Утром в газетах было объявление о шестидесятилетии писателя К — многолетнего друга Ю. К, товарища юности, свидетеля его первых литературных дебютов. Их связывало очень многое, но что — то и разделяло; не берусь сказать, что именно, хотя Олеша и рассказывал об этом, но как — то странно и недостоверно. Но в этот день, о чем бы мы ни говорили, он все время возвращался к юбилею К, возвращался по — разному — то драматически, то элегически, то с задором, то с какой — то тихой грустью. Уже вечером, и довольно поздно, Ю. К вдруг вскочил с места и заявил, что немедленно едет поздравлять К Он попросил бутылку коньяка, засунул ее почему — то во внутренний карман пиджака и пошел к выходу. Через минуту он вернулся и предложил ехать с ним. Это было нелепо — все сидевшие за столом были незнакомы с К Олеша уговаривал, настаивал, требовал, потом как — то неожиданно легко согласился, что ехать действительно не стоит. Бутылка коньяка была водружена на стол. Дальше в разговоре Ю. К. назвал К. «братом», но тут же начал говорить злые парадоксы о братской любви. На короткое время мы остались вдвоем. Он вдруг спросил меня: кто лучше писатель — К или он? Я промолчал и подумал, что это молчание его рассердит.

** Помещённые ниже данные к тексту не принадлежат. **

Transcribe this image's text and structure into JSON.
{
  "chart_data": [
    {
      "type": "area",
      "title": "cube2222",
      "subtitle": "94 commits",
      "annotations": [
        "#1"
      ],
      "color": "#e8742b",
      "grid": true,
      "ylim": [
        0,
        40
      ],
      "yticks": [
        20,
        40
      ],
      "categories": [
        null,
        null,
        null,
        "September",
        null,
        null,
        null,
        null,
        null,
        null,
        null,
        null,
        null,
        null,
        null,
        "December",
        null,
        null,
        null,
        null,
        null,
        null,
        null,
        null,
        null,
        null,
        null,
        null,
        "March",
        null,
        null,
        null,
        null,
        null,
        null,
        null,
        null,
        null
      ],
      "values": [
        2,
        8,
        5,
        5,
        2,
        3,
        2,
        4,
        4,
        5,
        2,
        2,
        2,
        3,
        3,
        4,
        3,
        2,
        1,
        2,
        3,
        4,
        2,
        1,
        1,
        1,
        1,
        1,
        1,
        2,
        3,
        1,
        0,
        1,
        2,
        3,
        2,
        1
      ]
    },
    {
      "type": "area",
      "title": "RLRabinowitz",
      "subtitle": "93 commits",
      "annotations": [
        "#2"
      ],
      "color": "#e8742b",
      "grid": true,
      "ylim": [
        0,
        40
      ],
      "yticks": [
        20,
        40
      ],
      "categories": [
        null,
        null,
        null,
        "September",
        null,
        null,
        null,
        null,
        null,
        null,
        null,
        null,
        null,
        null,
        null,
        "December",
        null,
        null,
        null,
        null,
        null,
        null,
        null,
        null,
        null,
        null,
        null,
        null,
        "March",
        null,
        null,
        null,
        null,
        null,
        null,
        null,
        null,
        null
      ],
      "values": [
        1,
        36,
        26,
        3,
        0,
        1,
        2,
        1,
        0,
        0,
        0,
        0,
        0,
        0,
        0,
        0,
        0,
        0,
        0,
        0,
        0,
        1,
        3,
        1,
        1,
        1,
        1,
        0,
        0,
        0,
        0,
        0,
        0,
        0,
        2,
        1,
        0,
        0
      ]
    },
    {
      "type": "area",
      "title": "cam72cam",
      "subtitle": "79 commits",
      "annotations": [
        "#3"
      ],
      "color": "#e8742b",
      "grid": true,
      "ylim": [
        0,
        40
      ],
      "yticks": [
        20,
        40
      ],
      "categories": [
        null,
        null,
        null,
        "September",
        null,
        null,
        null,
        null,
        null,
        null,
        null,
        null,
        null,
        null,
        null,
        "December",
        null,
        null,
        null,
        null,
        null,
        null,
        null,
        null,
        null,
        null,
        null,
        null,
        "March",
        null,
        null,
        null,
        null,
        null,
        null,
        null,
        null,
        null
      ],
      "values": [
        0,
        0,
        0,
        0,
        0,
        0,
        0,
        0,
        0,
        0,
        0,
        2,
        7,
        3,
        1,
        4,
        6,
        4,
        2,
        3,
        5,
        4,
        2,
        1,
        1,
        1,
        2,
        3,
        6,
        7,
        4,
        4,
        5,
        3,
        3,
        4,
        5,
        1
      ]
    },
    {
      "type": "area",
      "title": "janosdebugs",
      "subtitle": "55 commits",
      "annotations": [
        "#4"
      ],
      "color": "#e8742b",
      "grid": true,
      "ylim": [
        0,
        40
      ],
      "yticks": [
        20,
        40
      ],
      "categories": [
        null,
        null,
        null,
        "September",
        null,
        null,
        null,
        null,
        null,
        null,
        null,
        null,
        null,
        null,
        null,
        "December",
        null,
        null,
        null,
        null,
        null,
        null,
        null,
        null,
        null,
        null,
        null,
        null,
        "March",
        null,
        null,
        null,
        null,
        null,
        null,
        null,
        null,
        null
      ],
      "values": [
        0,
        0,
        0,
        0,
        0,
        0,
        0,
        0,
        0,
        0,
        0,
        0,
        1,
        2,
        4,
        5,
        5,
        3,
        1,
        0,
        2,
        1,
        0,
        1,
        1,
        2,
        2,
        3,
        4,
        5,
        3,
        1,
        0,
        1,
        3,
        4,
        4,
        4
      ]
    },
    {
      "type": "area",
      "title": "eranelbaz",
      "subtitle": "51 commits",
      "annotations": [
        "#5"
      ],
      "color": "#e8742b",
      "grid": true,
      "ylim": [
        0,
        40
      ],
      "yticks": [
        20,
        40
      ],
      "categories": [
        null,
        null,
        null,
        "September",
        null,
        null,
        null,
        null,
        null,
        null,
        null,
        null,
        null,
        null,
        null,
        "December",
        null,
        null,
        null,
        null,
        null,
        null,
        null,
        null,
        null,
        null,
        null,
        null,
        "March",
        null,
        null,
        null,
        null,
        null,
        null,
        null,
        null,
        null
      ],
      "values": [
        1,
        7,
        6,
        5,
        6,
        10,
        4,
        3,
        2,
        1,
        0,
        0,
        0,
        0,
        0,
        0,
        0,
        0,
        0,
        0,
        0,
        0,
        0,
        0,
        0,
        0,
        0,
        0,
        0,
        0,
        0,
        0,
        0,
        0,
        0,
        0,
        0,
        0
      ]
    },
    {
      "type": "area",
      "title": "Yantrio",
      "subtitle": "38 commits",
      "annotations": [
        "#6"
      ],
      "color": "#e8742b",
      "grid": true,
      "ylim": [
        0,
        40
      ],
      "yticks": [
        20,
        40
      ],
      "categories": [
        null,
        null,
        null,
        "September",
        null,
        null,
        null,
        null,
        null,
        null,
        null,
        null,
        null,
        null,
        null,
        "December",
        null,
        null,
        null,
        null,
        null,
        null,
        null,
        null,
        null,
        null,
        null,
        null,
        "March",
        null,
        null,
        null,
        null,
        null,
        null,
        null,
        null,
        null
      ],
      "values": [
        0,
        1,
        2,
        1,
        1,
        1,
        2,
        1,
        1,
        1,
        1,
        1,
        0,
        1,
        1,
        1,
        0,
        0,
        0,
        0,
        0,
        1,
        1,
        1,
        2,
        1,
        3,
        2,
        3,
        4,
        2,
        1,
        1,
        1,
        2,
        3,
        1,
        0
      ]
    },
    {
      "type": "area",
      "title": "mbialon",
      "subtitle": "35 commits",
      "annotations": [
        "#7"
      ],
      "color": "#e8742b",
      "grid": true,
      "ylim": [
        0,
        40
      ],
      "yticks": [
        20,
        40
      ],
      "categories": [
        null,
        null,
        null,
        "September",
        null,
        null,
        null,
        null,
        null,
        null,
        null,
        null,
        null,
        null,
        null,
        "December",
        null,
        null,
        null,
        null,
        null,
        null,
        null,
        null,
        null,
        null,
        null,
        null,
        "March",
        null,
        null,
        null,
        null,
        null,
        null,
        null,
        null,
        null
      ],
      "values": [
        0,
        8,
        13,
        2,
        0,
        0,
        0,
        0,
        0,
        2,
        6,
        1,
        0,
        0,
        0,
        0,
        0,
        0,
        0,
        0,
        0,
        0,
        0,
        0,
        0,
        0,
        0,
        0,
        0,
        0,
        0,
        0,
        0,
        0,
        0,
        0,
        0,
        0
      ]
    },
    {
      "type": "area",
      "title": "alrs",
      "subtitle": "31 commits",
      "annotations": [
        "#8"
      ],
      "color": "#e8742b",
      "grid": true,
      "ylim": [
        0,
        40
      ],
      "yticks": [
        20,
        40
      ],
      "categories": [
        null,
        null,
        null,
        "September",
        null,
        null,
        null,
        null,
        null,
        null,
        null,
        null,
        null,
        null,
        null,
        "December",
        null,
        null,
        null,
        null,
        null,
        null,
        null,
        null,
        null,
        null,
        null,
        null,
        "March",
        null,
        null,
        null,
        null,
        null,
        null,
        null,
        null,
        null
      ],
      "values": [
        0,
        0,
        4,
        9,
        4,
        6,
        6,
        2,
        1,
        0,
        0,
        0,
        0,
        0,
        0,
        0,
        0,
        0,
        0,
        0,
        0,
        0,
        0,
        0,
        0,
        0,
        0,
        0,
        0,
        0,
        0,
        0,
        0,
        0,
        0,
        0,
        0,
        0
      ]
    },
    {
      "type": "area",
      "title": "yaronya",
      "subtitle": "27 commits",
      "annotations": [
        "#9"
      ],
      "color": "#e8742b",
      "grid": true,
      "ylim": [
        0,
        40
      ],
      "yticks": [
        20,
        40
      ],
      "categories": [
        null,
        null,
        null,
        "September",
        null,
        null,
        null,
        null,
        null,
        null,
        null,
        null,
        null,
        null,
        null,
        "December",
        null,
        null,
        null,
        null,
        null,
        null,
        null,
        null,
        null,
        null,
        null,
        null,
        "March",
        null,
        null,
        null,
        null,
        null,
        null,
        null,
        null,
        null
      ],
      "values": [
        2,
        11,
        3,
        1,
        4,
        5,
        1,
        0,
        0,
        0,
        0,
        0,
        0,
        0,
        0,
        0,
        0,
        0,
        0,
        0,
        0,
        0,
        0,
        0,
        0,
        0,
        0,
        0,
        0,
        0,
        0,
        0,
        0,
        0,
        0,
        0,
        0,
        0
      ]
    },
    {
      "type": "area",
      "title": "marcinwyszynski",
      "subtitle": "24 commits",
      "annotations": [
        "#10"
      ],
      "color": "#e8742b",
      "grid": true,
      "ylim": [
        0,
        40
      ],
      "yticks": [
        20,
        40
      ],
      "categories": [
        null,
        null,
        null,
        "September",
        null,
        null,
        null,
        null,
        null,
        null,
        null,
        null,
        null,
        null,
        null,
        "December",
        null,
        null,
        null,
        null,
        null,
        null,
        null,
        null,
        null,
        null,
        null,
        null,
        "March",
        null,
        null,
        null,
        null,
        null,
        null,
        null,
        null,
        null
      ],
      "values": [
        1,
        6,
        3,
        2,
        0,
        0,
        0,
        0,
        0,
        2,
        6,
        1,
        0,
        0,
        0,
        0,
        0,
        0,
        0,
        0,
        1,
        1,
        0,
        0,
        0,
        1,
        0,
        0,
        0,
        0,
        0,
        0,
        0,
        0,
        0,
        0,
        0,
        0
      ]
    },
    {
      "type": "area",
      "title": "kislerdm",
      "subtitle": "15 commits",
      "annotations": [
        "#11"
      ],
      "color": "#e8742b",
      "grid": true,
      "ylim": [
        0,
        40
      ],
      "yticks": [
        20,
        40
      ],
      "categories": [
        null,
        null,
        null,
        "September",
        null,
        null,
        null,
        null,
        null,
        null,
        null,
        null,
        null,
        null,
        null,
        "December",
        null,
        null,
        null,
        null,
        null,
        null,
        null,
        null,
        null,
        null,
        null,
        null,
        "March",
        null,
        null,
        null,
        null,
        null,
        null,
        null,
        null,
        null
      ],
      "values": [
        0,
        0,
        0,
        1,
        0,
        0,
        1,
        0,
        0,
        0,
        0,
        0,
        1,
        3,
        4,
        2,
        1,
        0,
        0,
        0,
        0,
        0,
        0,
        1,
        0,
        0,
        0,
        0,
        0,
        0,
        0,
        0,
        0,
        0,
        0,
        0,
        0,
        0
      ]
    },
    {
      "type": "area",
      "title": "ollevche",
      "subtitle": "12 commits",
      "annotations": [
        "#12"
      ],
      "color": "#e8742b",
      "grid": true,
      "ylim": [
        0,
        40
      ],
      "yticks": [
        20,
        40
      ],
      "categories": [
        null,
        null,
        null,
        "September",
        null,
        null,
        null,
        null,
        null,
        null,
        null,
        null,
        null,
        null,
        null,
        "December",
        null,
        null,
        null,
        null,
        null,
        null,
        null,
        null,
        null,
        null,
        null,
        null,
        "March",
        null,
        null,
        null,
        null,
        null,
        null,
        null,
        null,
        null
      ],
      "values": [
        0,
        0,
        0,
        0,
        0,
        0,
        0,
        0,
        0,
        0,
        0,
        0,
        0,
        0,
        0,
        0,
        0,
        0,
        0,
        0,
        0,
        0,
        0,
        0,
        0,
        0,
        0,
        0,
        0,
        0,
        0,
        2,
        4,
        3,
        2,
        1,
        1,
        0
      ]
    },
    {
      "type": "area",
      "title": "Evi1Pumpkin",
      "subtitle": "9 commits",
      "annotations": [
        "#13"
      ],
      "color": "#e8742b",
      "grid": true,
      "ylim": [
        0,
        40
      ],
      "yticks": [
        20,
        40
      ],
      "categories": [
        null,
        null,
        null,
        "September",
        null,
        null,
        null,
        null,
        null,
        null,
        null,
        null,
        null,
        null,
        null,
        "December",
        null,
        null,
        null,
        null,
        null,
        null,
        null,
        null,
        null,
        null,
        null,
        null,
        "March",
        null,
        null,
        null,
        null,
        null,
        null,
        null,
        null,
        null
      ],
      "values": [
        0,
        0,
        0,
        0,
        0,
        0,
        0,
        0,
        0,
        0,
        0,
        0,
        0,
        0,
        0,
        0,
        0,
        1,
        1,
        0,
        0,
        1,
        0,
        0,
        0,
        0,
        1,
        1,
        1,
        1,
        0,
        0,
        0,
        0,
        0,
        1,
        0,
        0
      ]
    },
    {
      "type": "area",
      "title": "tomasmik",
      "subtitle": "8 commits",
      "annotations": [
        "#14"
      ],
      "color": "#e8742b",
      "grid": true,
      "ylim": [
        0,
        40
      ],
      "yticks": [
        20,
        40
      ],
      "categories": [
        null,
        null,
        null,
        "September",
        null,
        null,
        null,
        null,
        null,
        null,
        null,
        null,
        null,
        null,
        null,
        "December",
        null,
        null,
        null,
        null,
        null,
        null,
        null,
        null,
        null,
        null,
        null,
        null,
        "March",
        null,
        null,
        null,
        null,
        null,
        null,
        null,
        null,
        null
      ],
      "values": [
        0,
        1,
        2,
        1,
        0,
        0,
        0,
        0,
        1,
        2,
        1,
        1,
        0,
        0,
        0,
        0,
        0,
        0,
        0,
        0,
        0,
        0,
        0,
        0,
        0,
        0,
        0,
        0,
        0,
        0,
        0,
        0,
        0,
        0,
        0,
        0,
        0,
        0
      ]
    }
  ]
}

Но он не рассердился и, наклонившись ко мне, сказал:

— Пишу лучше я, но… — Он выдержал длинную театральную паузу. — Но его демон сильнее моего демона!..

Все это было какой — то очень сложной вариацией одной из тем «Зависти» и одновременно каких — то глубоко личных рефлексов — удивительная смесь литературы и живой человеческой боли, позы и искренности, но в этом — весь Олеша.

При каждой встрече он меня спрашивал, что я прочел нового, и говорил про себя, что он уже давно нового почти не читает, а главным образом перечитывает. Иногда мы спорили. Он не любил Бернарда Шоу и предпочитал ему Оскара Уайльда. Я не уступал ему АДюма — отца, а он мне Ростана, которого он любил всего. Обрадовался, узнав, что мне нравится Жюль Валлес. Говоря о новинках, я рассказал ему о «Человеческой комедии» Сарояна и сказал, что это написано так просто, что кажется, так мог бы написать каждый.

— Что значит каждый? — спросил Ю. К — Я или ты? Я могу написать почти все, что написал Гоголь, но я не понимаю, как написаны пьесы Чехова…

В последнее время он почему — то полюбил присловье «так надо». Не слишком задолго до смерти он мне сказал, что скоро умрет. И добавил:

— Так надо!..

Я отказывался пить, а он уговаривал:

— Так надо, Александр, так надо!..

Или говорил:

— Пойдем пройдемся по набережной. Так надо!..

И мы бродили и говорили о разном, больше всего о книгах и стихах, но всегда при этом меня не оставляло ощущение, что есть еще какой — то другой, настоящий Юрий Олеша. Таким, каким я его знал, его видели многие — все. Он был красноречивым, остроумным, блестящим. Но настоящий Олеша был тот, кто однажды сказал мне:

— Как хорошо проснуться рано утром и сесть за машинку, блестящую, как солнце…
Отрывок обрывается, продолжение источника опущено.